With 20-30% of us unknowingly carrying Staphylococcus aureus at all times, it’s no wonder Staph infections in sports facilities are on the rise. Antimicrobial Copper can help.
Health clubs, sports facilities and sports equipment in general are used by large segments of the population on a regular basis. The hot, humid conditions typically found in these buildings are ideal for bacterial growth.
In the US, the severity of MRSA infections in Nebraska high schools has been documented extensively. MRSA infections in surveyed schools increased from 4.4% in the 2006-2007 to 14.4% in the 2007-2008 year. MRSA infections per 10,000 wrestlers increased 3 fold from 19.6 to 60.1. Out of 10,000 football players, a 5 fold increase was reported from 5.0 to 25.1. Clearly, good hygiene and surface disinfection are not enough to prevent infections in sports facilities.

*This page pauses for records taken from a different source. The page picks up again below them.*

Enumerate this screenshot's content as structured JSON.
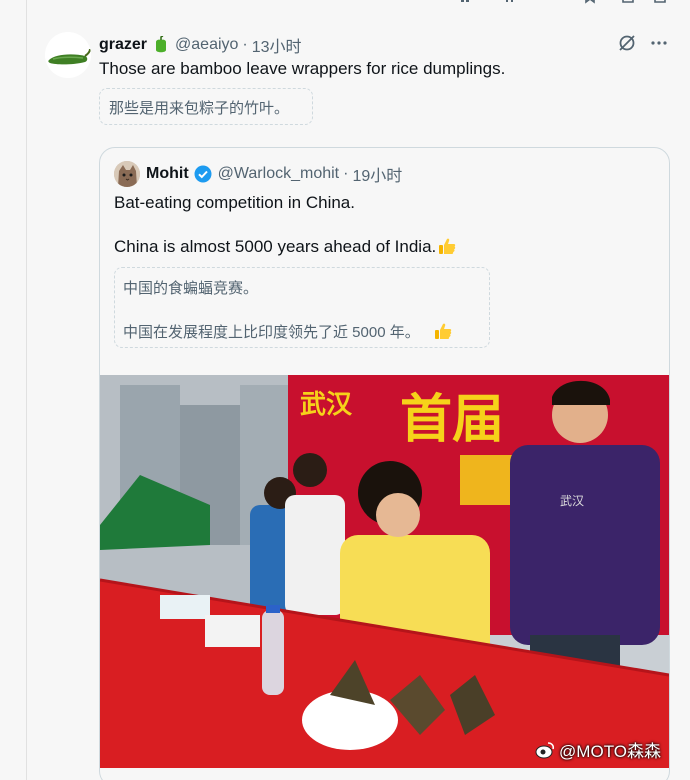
{
  "reply": {
    "name": "grazer",
    "handle": "@aeaiyo",
    "separator": "·",
    "time": "13小时",
    "text": "Those are bamboo leave wrappers for rice dumplings.",
    "translation": "那些是用来包粽子的竹叶。",
    "badge_icon": "green-pepper-icon",
    "avatar_icon": "jalapeno-icon"
  },
  "quoted": {
    "name": "Mohit",
    "handle": "@Warlock_mohit",
    "separator": "·",
    "time": "19小时",
    "line1": "Bat-eating competition in China.",
    "line2": "China is almost 5000 years ahead of India.",
    "translation_line1": "中国的食蝙蝠竞赛。",
    "translation_line2": "中国在发展程度上比印度领先了近 5000 年。",
    "emoji": "thumbs-up-icon"
  },
  "photo": {
    "banner_text": "首届",
    "banner_text_2": "武汉",
    "shirt_text": "武汉"
  },
  "watermark": "@MOTO森森",
  "colors": {
    "accent": "#1d9bf0",
    "text": "#0f1419",
    "muted": "#536471",
    "banner_red": "#c8102e",
    "banner_yellow": "#f6d21a"
  }
}
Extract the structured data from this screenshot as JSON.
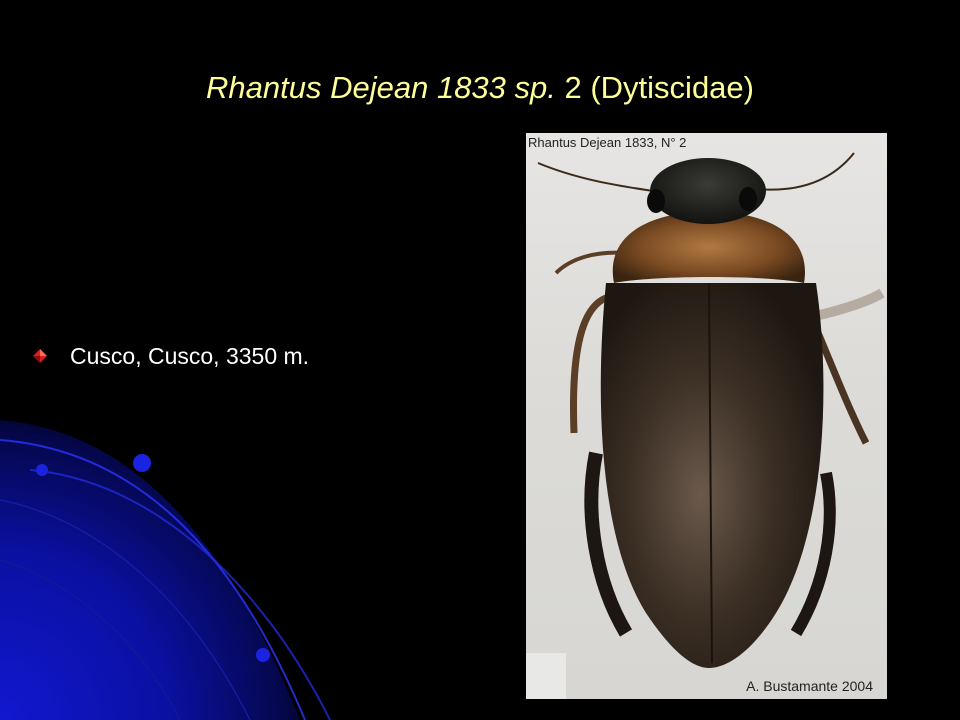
{
  "slide": {
    "title_italic": "Rhantus Dejean 1833 sp.",
    "title_rest": " 2 (Dytiscidae)",
    "bullets": [
      {
        "text": "Cusco, Cusco, 3350 m."
      }
    ]
  },
  "photo": {
    "label": "Rhantus Dejean 1833, N° 2",
    "credit": "A. Bustamante 2004"
  },
  "colors": {
    "background": "#000000",
    "title": "#ffff99",
    "bullet_text": "#ffffff",
    "bullet_icon": "#cc2222",
    "accent_blue": "#0a14c8"
  },
  "icons": {
    "bullet": "red-diamond-arrow-icon"
  }
}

In the UK, the Health Protection Agency and the British Society for Antimicrobial Chemotherapy recognise the potential problem and have jointly issued guidelines for GPs on how to diagnose cases of an MRSA strain that thrives in health clubs, classrooms and other public spaces.
These statistics demonstrate the urgency for an effective antimicrobial touch surface that can continually fight one particular MRSA and other infectious organisms on sports equipment and frequently contacted surfaces. Antimicrobial Copper is available to continuously kill pathogenic microbes in sports facilities.
Copper and copper alloys are engineering materials that are durable, colourful and recyclable and are widely available in various product forms suitable for a range of manufacturing purposes. Copper and its alloys offer a suite of materials for designers of functional, sustainable and cost-effective products.
Copper and certain copper alloys have intrinsic antimicrobial properties (so-called ‘Antimicrobial Copper’) and products made from these materials have an additional, secondary benefit of contributing to hygienic design. Products made from Antimicrobial Copper are a supplement to, not a substitute for standard infection control practices. It is essential that current hygiene practices are continued, including those related to the cleaning and disinfection of environmental surfaces.
- Population-Based Estimates of Methicillin-Resistant Staphylococcus aureus (MRSA) Infections Among High School Athletes--Nebraska, 2006-2008. Buss et al. The Journal of School Nursing 2009;25:282-291.